So, along with verse about the glow of the moon, twinkle of stars, joys of love and its link to the red, red rose, poets have inveighed against egregious social conditions and man's general inhumanity to man.

The tradition continued at the University of the West Indies (UWI), Mona, on Sunday. At the behest of social activist Lloyd D'Aguilar, convener of the Tivoli Committee, several poets performed in support of the committee's work. That work is to help citizens of Tivoli Gardens recover from the events of May 2010 - usually called either The Tivoli Massacre or, more innocuously, The Tivoli Incursion - which saw, according to D'Aguilar, 73 to 200 people killed by the security forces.

Specifically, said D'Aguilar, the committee wants to make the imminent Commission of Enquiry into the Incursion be really useful, and not the "whitewash" he thinks it's heading to be. He wants the four persons with "command responsibility" during the period - the prime minister, minister of national security, head of the Jamaica Defence Force( JDF), and commissioner of police - tried in the International Criminal Court for their handling of the matter.

Much that went on at Sunday's meeting in the Neville Hall Lecture Theatre (N1) is outside the purview of this column, which focuses on the performing arts. So let's return to the poets. There were seven of them - Dr Michael Abrahams, Mutabaruka, M'Bala, Mel Cooke, A-dZiko Simba Gegele, Ras Takura and Abbebe Payne. Additionally, singjay Moeish, at the function primarily to promote her album which will be launched next Thursday, performed a couple of her pieces.

By way of an introduction to his poetry, Abrahams said "what happened in Tivoli affected me deeply. I keep wondering why so many don't care. I've written more about Tivoli than about any other issue."

LIES, HALF-TRUTHS

In his first poem, Tivoli One Year Later, Abrahams sketched the events and commented that he hears lies and half-truths but there has been "no justice for the victims." Another poem reflected the ambivalence Abrahams admitted towards the police: "It's hard to be a cop," he said, "but the fact is that too many people are killed by the police force."

Abrahams performed his pieces, pacing restlessly across the small stage, microphone in his left hand, right hand gesturing forcefully, eyes continually shifting, taking in the audience.

Mutabaruka was calmer. He stayed behind the lectern and read from one of his books.

"We write dese poems a long time ago," he explained, but they remain relevant His first poem was Yu Think a Suh it a go Guh in which the persona declares "we a go bun down Babylon" because of the continuing violence against the youth.
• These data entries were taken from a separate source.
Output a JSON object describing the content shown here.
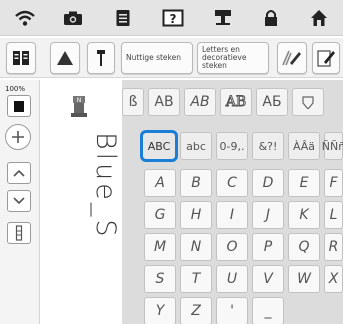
{
  "topbar": {
    "icons": [
      "wifi-icon",
      "camera-icon",
      "document-icon",
      "help-icon",
      "needle-icon",
      "lock-icon",
      "home-icon"
    ]
  },
  "toolbar": {
    "buttons": [
      {
        "name": "book-icon"
      },
      {
        "name": "triangle-icon"
      },
      {
        "name": "needle-single-icon"
      },
      {
        "label": "Nuttige steken"
      },
      {
        "label": "Letters en decoratieve steken"
      },
      {
        "name": "edit-pencil-icon"
      },
      {
        "name": "edit-document-icon"
      }
    ]
  },
  "left_panel": {
    "zoom": "100%"
  },
  "preview": {
    "text": "Blue_S"
  },
  "font_tabs": [
    "ß",
    "AB",
    "AB",
    "AB",
    "AБ"
  ],
  "char_sets": [
    "ABC",
    "abc",
    "0-9,.",
    "&?!",
    "ÀÂä",
    "ÑÑñ"
  ],
  "rows": [
    [
      "A",
      "B",
      "C",
      "D",
      "E",
      "F"
    ],
    [
      "G",
      "H",
      "I",
      "J",
      "K",
      "L"
    ],
    [
      "M",
      "N",
      "O",
      "P",
      "Q",
      "R"
    ],
    [
      "S",
      "T",
      "U",
      "V",
      "W",
      "X"
    ],
    [
      "Y",
      "Z",
      "'",
      "_"
    ]
  ],
  "colors": {
    "selection": "#1a7ed6"
  }
}
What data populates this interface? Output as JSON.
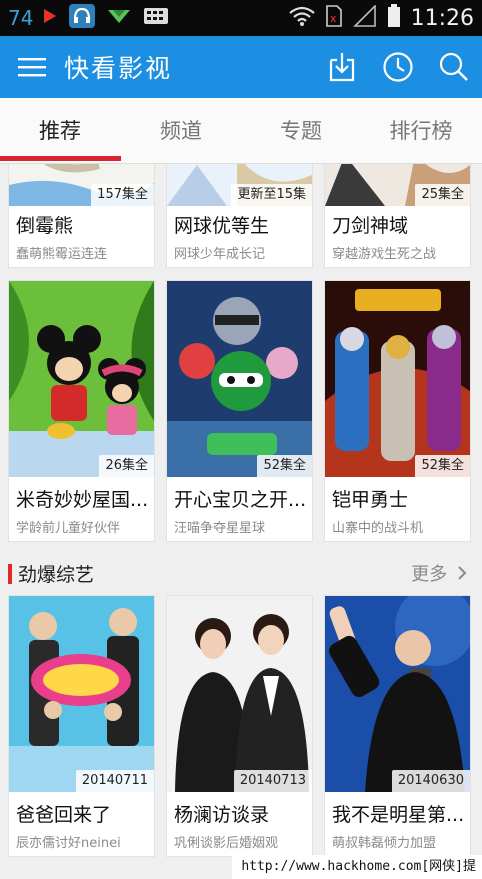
{
  "status_bar": {
    "left_number": "74",
    "time": "11:26",
    "icons": [
      "play-icon",
      "headset-icon",
      "download-arrow-icon",
      "keyboard-icon",
      "wifi-icon",
      "sim-icon",
      "signal-icon",
      "battery-icon"
    ]
  },
  "app_bar": {
    "title": "快看影视",
    "icons": [
      "menu-icon",
      "download-icon",
      "history-icon",
      "search-icon"
    ],
    "color": "#1d8fe3"
  },
  "tabs": [
    {
      "label": "推荐",
      "active": true
    },
    {
      "label": "频道",
      "active": false
    },
    {
      "label": "专题",
      "active": false
    },
    {
      "label": "排行榜",
      "active": false
    }
  ],
  "accent_color": "#d9232d",
  "row1": [
    {
      "badge": "157集全",
      "title": "倒霉熊",
      "subtitle": "蠢萌熊霉运连连"
    },
    {
      "badge": "更新至15集",
      "title": "网球优等生",
      "subtitle": "网球少年成长记"
    },
    {
      "badge": "25集全",
      "title": "刀剑神域",
      "subtitle": "穿越游戏生死之战"
    }
  ],
  "row2": [
    {
      "badge": "26集全",
      "title": "米奇妙妙屋国...",
      "subtitle": "学龄前儿童好伙伴"
    },
    {
      "badge": "52集全",
      "title": "开心宝贝之开...",
      "subtitle": "汪喵争夺星星球"
    },
    {
      "badge": "52集全",
      "title": "铠甲勇士",
      "subtitle": "山寨中的战斗机"
    }
  ],
  "section_variety": {
    "title": "劲爆综艺",
    "more": "更多"
  },
  "row3": [
    {
      "badge": "20140711",
      "title": "爸爸回来了",
      "subtitle": "辰亦儒讨好neinei"
    },
    {
      "badge": "20140713",
      "title": "杨澜访谈录",
      "subtitle": "巩俐谈影后婚姻观"
    },
    {
      "badge": "20140630",
      "title": "我不是明星第...",
      "subtitle": "萌叔韩磊倾力加盟"
    }
  ],
  "watermark": "http://www.hackhome.com[网侠]提供"
}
Another poem, Call Me No Poet Nor Nuttin Like Dat, was in response to poems about "lovers and lilies and romance" when, in Mutabaruka's opinion, poets should be writing about babies dying, food shortages and abortion.

"I wonder if I have to write more poems," he told the audience, or, because the message remains relevant, simply keep repeating them over and over again.

The third poet, M'Bala, sat on a stool surrounded by about seven musical instruments, most of which he played as he recited from memory. The pieces included two about the harm of listening to the news - On My Way to Wearing a Permanent Screw - ("because the tears from last night's news have etched a bitter, bitter line") and Static, (about the difficulty humans have communicating with each other over the static caused by the news).

Others were Enemy, about the mixed-race persona filtering from his/her blood that of unwanted races, and Parking Emancipation, a poem inspired by a newspaper photograph of a little girl relieving herself on a gully bank.

INTIMATE CONVERSATION

Cooke chose yet another way of communicating with his audience. He pulled a chair close to the edge of the platform, sat and then leaned forward as if to have a really intimate conversation. Because of his 'let's reason together" style, the fact that he read from a cell phone hardly hampered his interaction.

His subjects included the difficulty of expressing deep emotion in words, the fact that since the advent of INDECOM, both the number of killings of the police and by the police has gone down, the apparent acceptance by international media that the death of black people matters less than the death of white people and the connection between chaos and creativity.

A-dZiko danced as she dramatised her poems, M'Bala accompanying her on the talking drum. Her first poem, It Is Too Late For This Concern, seemed pessimistic (too late, she said. "for the wrapping around of bright yellow tape"). However, in her second, A-dZiko declared "we got the nerve to overcome ...", "we out to win ...", "we bounce back."

Ras Takura first advised Jamaicans to put down the gun and "farm up de ground," and then paid tribute to black woman, "the authentic manifestation of Mother Earth".

Payne, another Rastafarian, advised people to take responsibility for themselves and get out of the ghetto. Blacks are born leaders, he said.

After the event, I asked D'Aguilar why he had included poets in the meeting. He said "poets are very powerful people. They speak the language of the people. They can go right to the heart of the people and help me to articulate what I want to say."

About D'Aguilar's comment, M'Bala said "the poet is the voice of the conscience. We get inside of things".

A-dZiko opined "we speak from the emotions, about the spiritual."

On Sunday, the audience's enthusiastic response to the poets indicated that they did help D'Aguilar to transmit his message.